USD: Globale Märkte erleben weit verbreiteten Ausverkauf – Scotiabank
US-Märkte verzeichnen starke Rückgänge angesichts der Schwäche des Dollars
Globale Aktien- und Anleihemärkte stehen unter erheblichem Abwärtsdruck, doch die auffälligste Bewegung ist der ausgeprägte Ausverkauf amerikanischer Vermögenswerte. Der US-Dollar verliert weiterhin an Boden und setzt seinen jüngsten Abwärtstrend fort, nachdem Präsident Trump kurz vor dem Davos-Gipfel erneut mit Zöllen und im Zusammenhang mit Grönland gedroht hat. Währenddessen gewinnen wichtige europäische Währungen an Stärke, wobei der Schweizer Franken um 1 % zulegt. Steigende Goldpreise und erhöhte Volatilität am Devisenmarkt deuten darauf hin, dass Investoren sich auf weitere Rückgänge des Dollars einstellen. Laut Einschätzungen der Chef-Devisenstrategen von Scotiabank, Shaun Osborne und Eric Theoret, könnte der DXY-Index in den Bereich von 97,75 bis 98,00 zurückkehren.

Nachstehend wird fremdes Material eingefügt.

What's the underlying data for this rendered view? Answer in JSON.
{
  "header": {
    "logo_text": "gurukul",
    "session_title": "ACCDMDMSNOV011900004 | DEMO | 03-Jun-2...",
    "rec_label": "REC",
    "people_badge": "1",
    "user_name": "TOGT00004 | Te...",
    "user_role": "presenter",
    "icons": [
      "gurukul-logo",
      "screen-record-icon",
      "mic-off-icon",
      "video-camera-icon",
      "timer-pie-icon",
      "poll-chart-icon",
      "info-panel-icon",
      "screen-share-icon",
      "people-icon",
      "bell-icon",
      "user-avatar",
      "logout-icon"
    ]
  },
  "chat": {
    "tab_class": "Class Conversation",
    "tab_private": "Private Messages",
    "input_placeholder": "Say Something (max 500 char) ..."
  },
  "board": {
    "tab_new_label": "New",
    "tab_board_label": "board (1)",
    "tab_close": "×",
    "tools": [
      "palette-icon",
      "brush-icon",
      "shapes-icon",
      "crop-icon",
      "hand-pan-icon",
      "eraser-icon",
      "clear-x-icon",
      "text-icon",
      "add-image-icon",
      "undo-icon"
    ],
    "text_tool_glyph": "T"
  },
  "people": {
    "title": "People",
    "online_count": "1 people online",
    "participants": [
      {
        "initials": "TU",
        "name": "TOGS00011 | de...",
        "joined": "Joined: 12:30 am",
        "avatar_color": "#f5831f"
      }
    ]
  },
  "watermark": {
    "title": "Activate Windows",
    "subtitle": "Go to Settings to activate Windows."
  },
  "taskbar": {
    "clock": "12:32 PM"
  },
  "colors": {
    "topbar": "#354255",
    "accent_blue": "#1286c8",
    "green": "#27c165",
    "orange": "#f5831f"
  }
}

US-Dollar setzt Verluste fort, während Investoren nach Alternativen suchen
Die Märkte erleben einen breit angelegten Rückgang, wobei sowohl Aktien als auch Anleihen weltweit fallen. Im Mittelpunkt steht jedoch die USA, wo Vermögenswerte besonders unter Druck stehen und der Dollar stark fällt – eine Fortsetzung der Schwäche, die am Montag nach Präsident Trumps jüngsten Äußerungen zu Grönland und Zöllen begann. Während sich der Präsident auf seine Rede in Davos vorbereitet, verschärfen sich die Spannungen mit europäischen Staats- und Regierungschefs, was möglicherweise mit der nachlassenden Unterstützung für seine Gaza-'Board of Peace'-Initiative zusammenhängt.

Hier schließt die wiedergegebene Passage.